The Consumer Financial Protection Bureau is further tightening the requirements for mortgages effective Jan 2014. The new lending rules will limit people from taking out a mortgage or refinancing an existing one that puts their overall household borrowing at more than 43 percent of their income. That new debt cap also includes a wide swath of common forms of debt that count toward the total, including student loans, most fees and points related a home purchase, and property taxes. It also tightens rules on documentation, and lenders who improvise to give customers easier terms will be open to consumer lawsuits if the loans go bad. This is similar to what was levied against the appraisal industry where appraisers are now open to lawsuits if negligence or misconduct can be demonstrated.
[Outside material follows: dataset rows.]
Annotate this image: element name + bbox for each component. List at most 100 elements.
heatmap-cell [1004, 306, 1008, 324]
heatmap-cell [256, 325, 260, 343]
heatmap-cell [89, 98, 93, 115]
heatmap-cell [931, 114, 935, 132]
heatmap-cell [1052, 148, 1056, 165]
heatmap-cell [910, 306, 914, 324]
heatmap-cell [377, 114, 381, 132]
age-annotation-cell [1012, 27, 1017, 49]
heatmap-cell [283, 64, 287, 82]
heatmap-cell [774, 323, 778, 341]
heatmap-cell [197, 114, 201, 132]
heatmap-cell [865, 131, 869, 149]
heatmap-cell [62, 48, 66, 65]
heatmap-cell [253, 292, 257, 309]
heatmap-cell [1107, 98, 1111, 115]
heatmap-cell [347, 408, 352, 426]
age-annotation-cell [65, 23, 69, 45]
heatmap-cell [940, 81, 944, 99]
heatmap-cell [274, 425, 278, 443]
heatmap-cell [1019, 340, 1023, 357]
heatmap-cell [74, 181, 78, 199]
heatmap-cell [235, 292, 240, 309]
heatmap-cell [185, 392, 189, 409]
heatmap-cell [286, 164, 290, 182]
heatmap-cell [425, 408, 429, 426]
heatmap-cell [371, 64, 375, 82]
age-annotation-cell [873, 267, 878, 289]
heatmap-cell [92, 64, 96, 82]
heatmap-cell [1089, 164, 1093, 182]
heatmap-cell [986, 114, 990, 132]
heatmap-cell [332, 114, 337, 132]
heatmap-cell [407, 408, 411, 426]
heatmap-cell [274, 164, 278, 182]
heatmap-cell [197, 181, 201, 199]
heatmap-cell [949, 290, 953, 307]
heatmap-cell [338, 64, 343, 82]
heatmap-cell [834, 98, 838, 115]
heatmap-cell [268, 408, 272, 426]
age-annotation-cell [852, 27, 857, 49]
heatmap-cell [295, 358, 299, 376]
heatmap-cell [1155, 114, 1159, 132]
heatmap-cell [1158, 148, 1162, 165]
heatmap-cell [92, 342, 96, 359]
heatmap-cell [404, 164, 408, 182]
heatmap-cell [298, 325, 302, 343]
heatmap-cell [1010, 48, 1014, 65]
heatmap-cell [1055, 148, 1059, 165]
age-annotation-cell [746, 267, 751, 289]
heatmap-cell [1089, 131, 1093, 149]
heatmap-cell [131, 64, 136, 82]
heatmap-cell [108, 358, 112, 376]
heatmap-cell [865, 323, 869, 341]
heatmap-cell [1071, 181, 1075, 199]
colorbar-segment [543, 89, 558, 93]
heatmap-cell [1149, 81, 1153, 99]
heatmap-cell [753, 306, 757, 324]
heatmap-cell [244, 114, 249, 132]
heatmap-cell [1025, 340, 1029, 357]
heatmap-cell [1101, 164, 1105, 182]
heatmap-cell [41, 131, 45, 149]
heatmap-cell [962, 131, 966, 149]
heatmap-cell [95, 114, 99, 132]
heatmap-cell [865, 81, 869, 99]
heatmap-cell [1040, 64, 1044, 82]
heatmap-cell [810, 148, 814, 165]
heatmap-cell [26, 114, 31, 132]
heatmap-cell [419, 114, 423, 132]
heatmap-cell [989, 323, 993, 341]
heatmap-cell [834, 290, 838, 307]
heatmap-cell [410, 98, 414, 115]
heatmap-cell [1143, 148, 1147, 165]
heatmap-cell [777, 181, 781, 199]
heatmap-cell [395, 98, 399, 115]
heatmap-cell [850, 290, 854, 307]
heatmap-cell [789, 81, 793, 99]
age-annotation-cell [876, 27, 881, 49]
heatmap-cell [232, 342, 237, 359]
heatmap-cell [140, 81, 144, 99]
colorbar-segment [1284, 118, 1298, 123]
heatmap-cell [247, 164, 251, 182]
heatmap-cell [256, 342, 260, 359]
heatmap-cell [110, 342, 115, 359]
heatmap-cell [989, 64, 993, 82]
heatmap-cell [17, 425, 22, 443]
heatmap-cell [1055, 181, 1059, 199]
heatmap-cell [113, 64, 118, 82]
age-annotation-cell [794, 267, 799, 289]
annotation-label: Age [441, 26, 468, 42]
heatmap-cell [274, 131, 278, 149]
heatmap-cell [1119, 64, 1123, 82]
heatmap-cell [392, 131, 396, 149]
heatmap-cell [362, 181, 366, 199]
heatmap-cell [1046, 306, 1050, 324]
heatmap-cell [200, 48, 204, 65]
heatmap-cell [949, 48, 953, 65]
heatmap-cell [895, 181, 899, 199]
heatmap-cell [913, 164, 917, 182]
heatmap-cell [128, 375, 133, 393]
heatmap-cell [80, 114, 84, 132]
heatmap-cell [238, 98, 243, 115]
“It will tighten things further. The largest constraint is the 43 percent threshold,” says Sam Khater, senior economist at housing data provider CoreLogic. “It will hit more refinances than purchases because a lot of them use a high debt-to-income ratio. It will also hurt home borrowers in distressed environments.”
This is coming as the mortgage market reacts to a jump in rates. While still historically low, the public had grown accustomed to the often under 4% rates and those are gone. Expectations for rates to end up in the 5% – 5.5% range by spring coupled with Washington’s talk about taking their hands off real estate has many worried. Many in the industry are moving away from calling the real estate market recovered; many are saying that the 2013 bump had to happen as the market had really nowhere to go but up. But with rising rates, further lending restrictions and Washington trying to get out “carrying” the mortgage market, many are apprehensive about the spring ’14 market.
Private research firms say that from 10 percent to 50 percent of borrowers who now qualify will lose out. The CFPB, which authored the new rules, concedes that more borrowers will be rejected. But the consumer agency says the people who fail to reach Qualified Mortgage, or “QM” status, tend to be either “very marginally qualified” low-income borrowers or wealthier ones with private lending alternatives, and the exclusions amount to less than 10 percent of those currently eligible. Critics point out that the new lending rules are being introduced into a home finance market that is barely functioning as it is. Loan originations have dropped to an annual rate of about $500 billion a year from $1.5 trillion before the housing collapse, according to industry data. Mortgages are already eight times as difficult to get now than they were in the years prior to the housing collapse, the Mortgage Bankers Association says.
These actions are simultaneously laudable and puzzling; the effort is to make more responsible loans while at the same time the administration coddles the “too big to fail” banks, pours billions of dollars into modifying mortgages despite an almost 50% redefault rate and pushes lenders to loosen lending standards to those with weak credit. It will be an interesting spring market to say the least.